Improving Minimax Estimation Rates for Contaminated Mixture of Multinomial Logistic Experts via Expert Heterogeneity

TL;DR

This paper establishes the first theoretical convergence analysis for contaminated mixture of multinomial logistic experts in classification, demonstrating that expert heterogeneity improves estimation efficiency and achieves minimax optimal rates.

Contribution

It provides the first convergence analysis for contaminated MoE in classification and shows expert heterogeneity enhances estimation speed and sample efficiency.

Findings

Heterogeneous experts lead to faster convergence rates.

Established minimax optimality of the estimation rates.

Provided the first theoretical foundation for contaminated MoE in classification.

Abstract

Contaminated mixture of experts (MoE) is motivated by transfer learning methods where a pre-trained model, acting as a frozen expert, is integrated with an adapter model, functioning as a trainable expert, in order to learn a new task.
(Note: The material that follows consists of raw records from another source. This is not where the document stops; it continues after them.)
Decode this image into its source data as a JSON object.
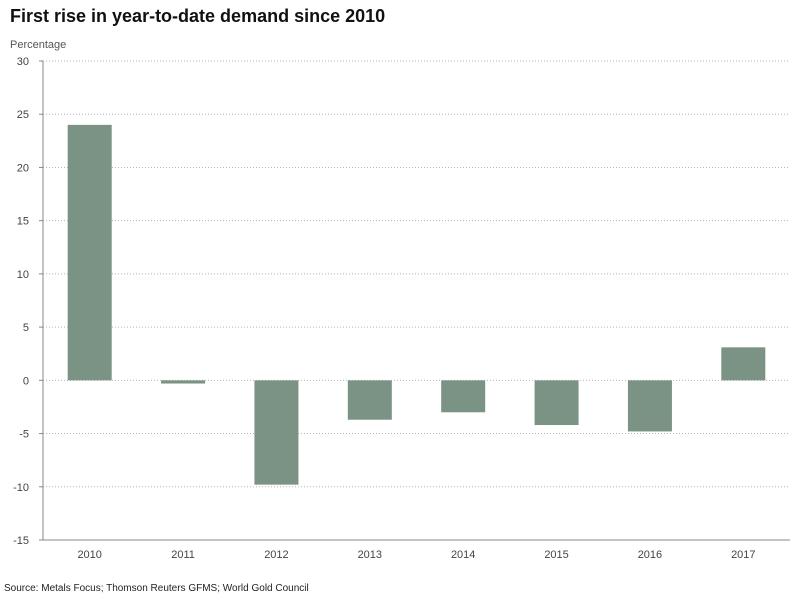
{
  "chart_data": {
    "type": "bar",
    "title": "First rise in year-to-date demand since 2010",
    "ylabel": "Percentage",
    "xlabel": "",
    "categories": [
      "2010",
      "2011",
      "2012",
      "2013",
      "2014",
      "2015",
      "2016",
      "2017"
    ],
    "values": [
      24.0,
      -0.3,
      -9.8,
      -3.7,
      -3.0,
      -4.2,
      -4.8,
      3.1
    ],
    "ylim": [
      -15,
      30
    ],
    "yticks": [
      -15,
      -10,
      -5,
      0,
      5,
      10,
      15,
      20,
      25,
      30
    ],
    "grid": true,
    "bar_color": "#7a9384",
    "source": "Source: Metals Focus; Thomson Reuters GFMS; World Gold Council"
  }
}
Despite recent efforts to analyze the convergence behavior of parameter estimation in this model, there are still two unresolved problems in the literature. First, the contaminated MoE model has been studied solely in regression settings, while its theoretical foundation in classification settings remains absent. Second, previous works on MoE models for classification capture pointwise convergence rates for parameter estimation without any guaranty of minimax optimality. In this work, we close these gaps by performing, for the first time, the convergence analysis of a contaminated mixture of multinomial logistic experts with homogeneous and heterogeneous structures, respectively. In each regime, we characterize uniform convergence rates for estimating parameters under challenging settings where ground-truth parameters vary with the sample size. Furthermore, we also establish corresponding minimax lower bounds to ensure that these rates are minimax optimal. Notably, our theories offer an important insight into the design of contaminated MoE, that is, expert heterogeneity yields faster parameter estimation rates and, therefore, is more sample-efficient than expert homogeneity.